Economia & Mercado
Publicado em 31/08/2026, às 06h31 Divulgação Redação Bnews
O leilão virtual da Casas Bahia, com 330 lotes de eletrodomésticos, termina nesta sexta-feira (4). Os interessados podem enviar lances pela plataforma Kwara e, em caso de arremate, o pagamento poderá ser feito via Pix ou cartão de crédito.
Cada lote possui um horário diferente para encerramento. O primeiro, que inclui uma máquina lava e seca, termina às 15h. Já o último, com duas centrífugas de roupas, será encerrado às 16h31.
Geladeiras, fogões e purificadores de água também estão entre os produtos ofertados.
O edital prevê a venda de itens com avarias, riscos, amassados, sinais de uso e desgaste, sujeira e ausência de peças, componentes, acessórios ou manuais.
Também há produtos com senhas e bloqueios, eletrodomésticos sem funcionamento e itens classificados como sucata.
A Kwara orienta os interessados a verificar as condições de cada lote no site ou por meio de visita presencial ao galpão em Jundiaí, no interior de São Paulo. Segundo o edital, não há possibilidade de troca.
Segundo a Casas Bahia, o leilão não tem relação com o pedido de recuperação judicial apresentado à Justiça paulista em 16 de agosto.
"A companhia informa que os leilões são uma prática recorrente e estão relacionados a produtos do DAT (Departamento de Assistência Técnica). A operação segue normalmente nas lojas físicas e no e-commerce, com foco na continuidade do atendimento e na experiência dos consumidores", afirmou a varejista.
Thiago da Mota, CEO (Chief Executive Officer, ou diretor-executivo) da Kwara, afirmou que a recuperação judicial aumentou a procura pelos leilões da Casas Bahia. Ele também alertou para a existência de sites falsos e pagamentos desviados.

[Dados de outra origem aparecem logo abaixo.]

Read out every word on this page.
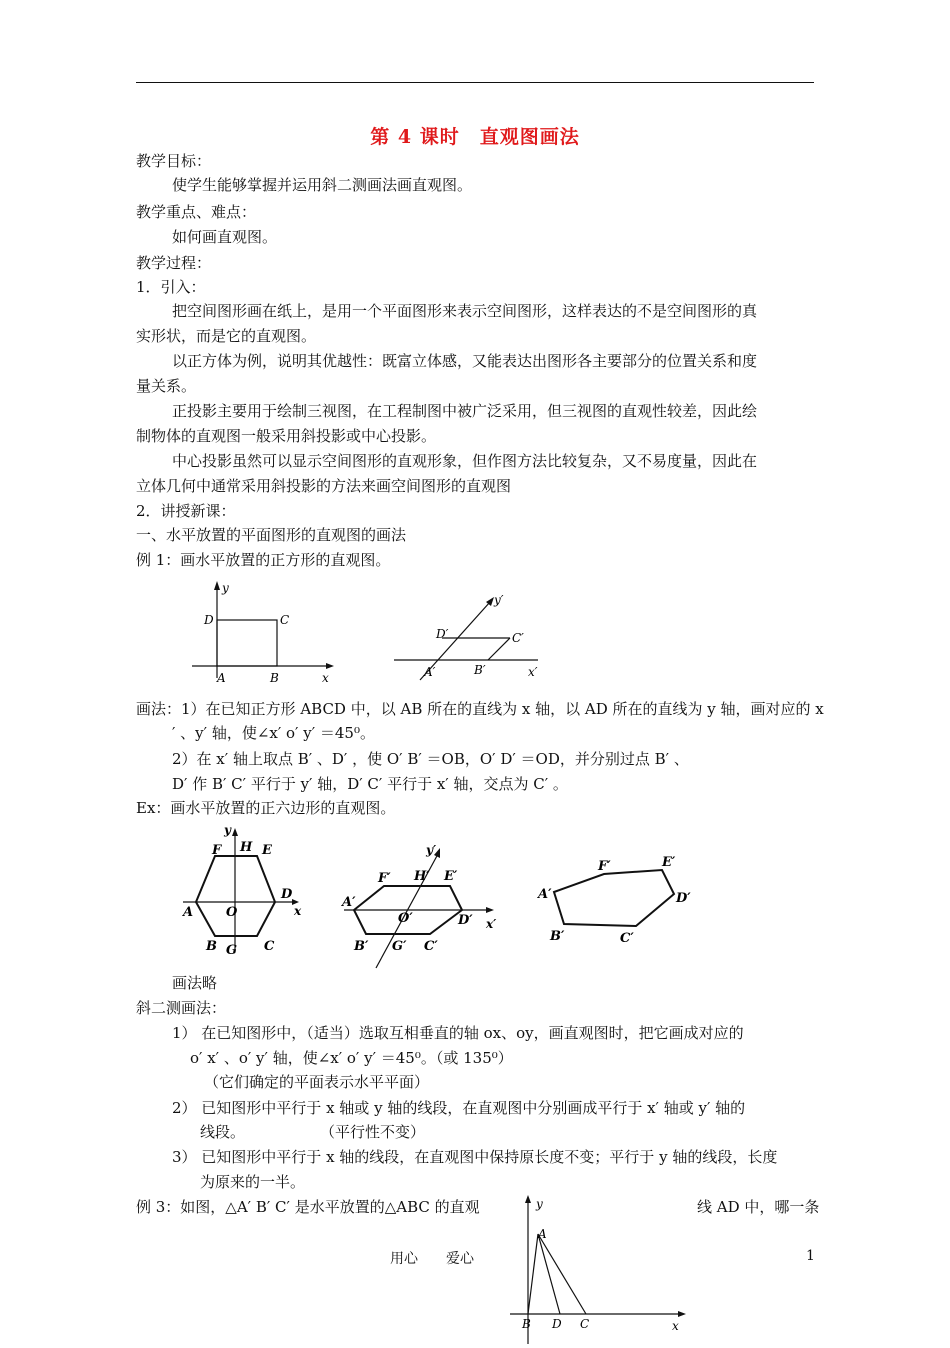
第 4 课时　直观图画法
教学目标：
使学生能够掌握并运用斜二测画法画直观图。
教学重点、难点：
如何画直观图。
教学过程：
1．引入：
把空间图形画在纸上，是用一个平面图形来表示空间图形，这样表达的不是空间图形的真
实形状，而是它的直观图。
以正方体为例，说明其优越性：既富立体感，又能表达出图形各主要部分的位置关系和度
量关系。
正投影主要用于绘制三视图，在工程制图中被广泛采用，但三视图的直观性较差，因此绘
制物体的直观图一般采用斜投影或中心投影。
中心投影虽然可以显示空间图形的直观形象，但作图方法比较复杂，又不易度量，因此在
立体几何中通常采用斜投影的方法来画空间图形的直观图
2．讲授新课：
一、水平放置的平面图形的直观图的画法
例 1：画水平放置的正方形的直观图。
y
x
D	C
A	B
y′
x′
D′	C′
A′	B′
画法：1）在已知正方形 ABCD 中，以 AB 所在的直线为 x 轴，以 AD 所在的直线为 y 轴，画对应的 x
′ 、y′ 轴，使∠x′ o′ y′ ＝45⁰。
2）在 x′ 轴上取点 B′ 、D′ ，使 O′ B′ ＝OB，O′ D′ ＝OD，并分别过点 B′ 、
D′ 作 B′ C′ 平行于 y′ 轴，D′ C′ 平行于 x′ 轴，交点为 C′ 。
Ex：画水平放置的正六边形的直观图。
y
x
F H E
D
A	O
B G C
y′
x′
F′ H′ E′
A′
O′	D′
B′ G′ C′
F′	E′
A′	D′
B′	C′
画法略
斜二测画法：
1） 在已知图形中，（适当）选取互相垂直的轴 ox、oy，画直观图时，把它画成对应的
o′ x′ 、o′ y′ 轴，使∠x′ o′ y′ ＝45⁰。（或 135⁰）
（它们确定的平面表示水平平面）
2） 已知图形中平行于 x 轴或 y 轴的线段，在直观图中分别画成平行于 x′ 轴或 y′ 轴的
线段。　　　　　　（平行性不变）
3） 已知图形中平行于 x 轴的线段，在直观图中保持原长度不变；平行于 y 轴的线段，长度
为原来的一半。
例 3：如图，△A′ B′ C′ 是水平放置的△ABC 的直观	线 AD 中，哪一条
y
x
A
B D C
用心　　爱心	1
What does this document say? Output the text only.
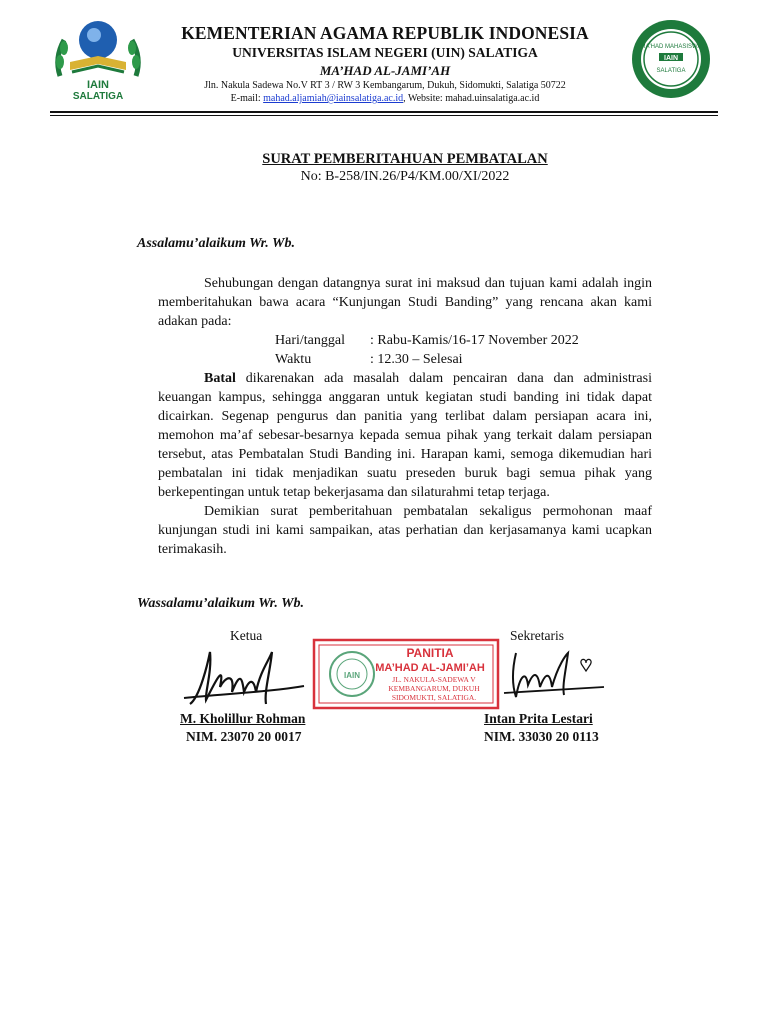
IAIN
SALATIGA
MA'HAD MAHASISWA
IAIN
SALATIGA
KEMENTERIAN AGAMA REPUBLIK INDONESIA
UNIVERSITAS ISLAM NEGERI (UIN) SALATIGA
MA’HAD AL-JAMI’AH
Jln. Nakula Sadewa No.V RT 3 / RW 3 Kembangarum, Dukuh, Sidomukti, Salatiga 50722
E-mail: mahad.aljamiah@iainsalatiga.ac.id, Website: mahad.uinsalatiga.ac.id
SURAT PEMBERITAHUAN PEMBATALAN
No: B-258/IN.26/P4/KM.00/XI/2022
Assalamu’alaikum Wr. Wb.

Sehubungan dengan datangnya surat ini maksud dan tujuan kami adalah ingin memberitahukan bawa acara “Kunjungan Studi Banding” yang rencana akan kami adakan pada:

Hari/tanggal	: Rabu-Kamis/16-17 November 2022
Waktu	: 12.30 – Selesai

Batal dikarenakan ada masalah dalam pencairan dana dan administrasi keuangan kampus, sehingga anggaran untuk kegiatan studi banding ini tidak dapat dicairkan. Segenap pengurus dan panitia yang terlibat dalam persiapan acara ini, memohon ma’af sebesar-besarnya kepada semua pihak yang terkait dalam persiapan tersebut, atas Pembatalan Studi Banding ini. Harapan kami, semoga dikemudian hari pembatalan ini tidak menjadikan suatu preseden buruk bagi semua pihak yang berkepentingan untuk tetap bekerjasama dan silaturahmi tetap terjaga.

Demikian surat pemberitahuan pembatalan sekaligus permohonan maaf kunjungan studi ini kami sampaikan, atas perhatian dan kerjasamanya kami ucapkan terimakasih.

Wassalamu’alaikum Wr. Wb.
Ketua	Sekretaris
IAIN
PANITIA
MA’HAD AL-JAMI’AH
JL. NAKULA-SADEWA V
KEMBANGARUM, DUKUH
SIDOMUKTI, SALATIGA.
M. Kholillur Rohman
NIM. 23070 20 0017
Intan Prita Lestari
NIM. 33030 20 0113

Segundo ele, muitas pessoas confundem os leilões com saldões, que são diferentes e não foram anunciados pela varejista. A recomendação é verificar se o leilão está no domínio oficial da Kwara, conferir o edital e nunca realizar pagamentos a terceiros fora das instruções oficiais.
O advogado Gabriel Britto, especializado em direito do consumidor, afirmou à Folha de São Paulo que, mesmo com a informação no edital de que os bens serão vendidos no estado de conservação em que se encontram, o comprador pode reclamar caso o produto apresente um problema não identificado previamente.
"A ausência total de responsabilidade se dá apenas quando o edital detalha expressamente o problema ou a origem deste em relação a cada um dos bens ofertados. Só nesses casos o comprador assume o risco e não há que falar em vício oculto", afirma.
Segundo Britto, a compra pode ser desfeita caso seja identificado um defeito impossível de detectar em uma vistoria prévia ou se houver ocultação da real condição do item. O prazo para reclamar de vício oculto é de 90 dias a partir da constatação do problema pelo consumidor.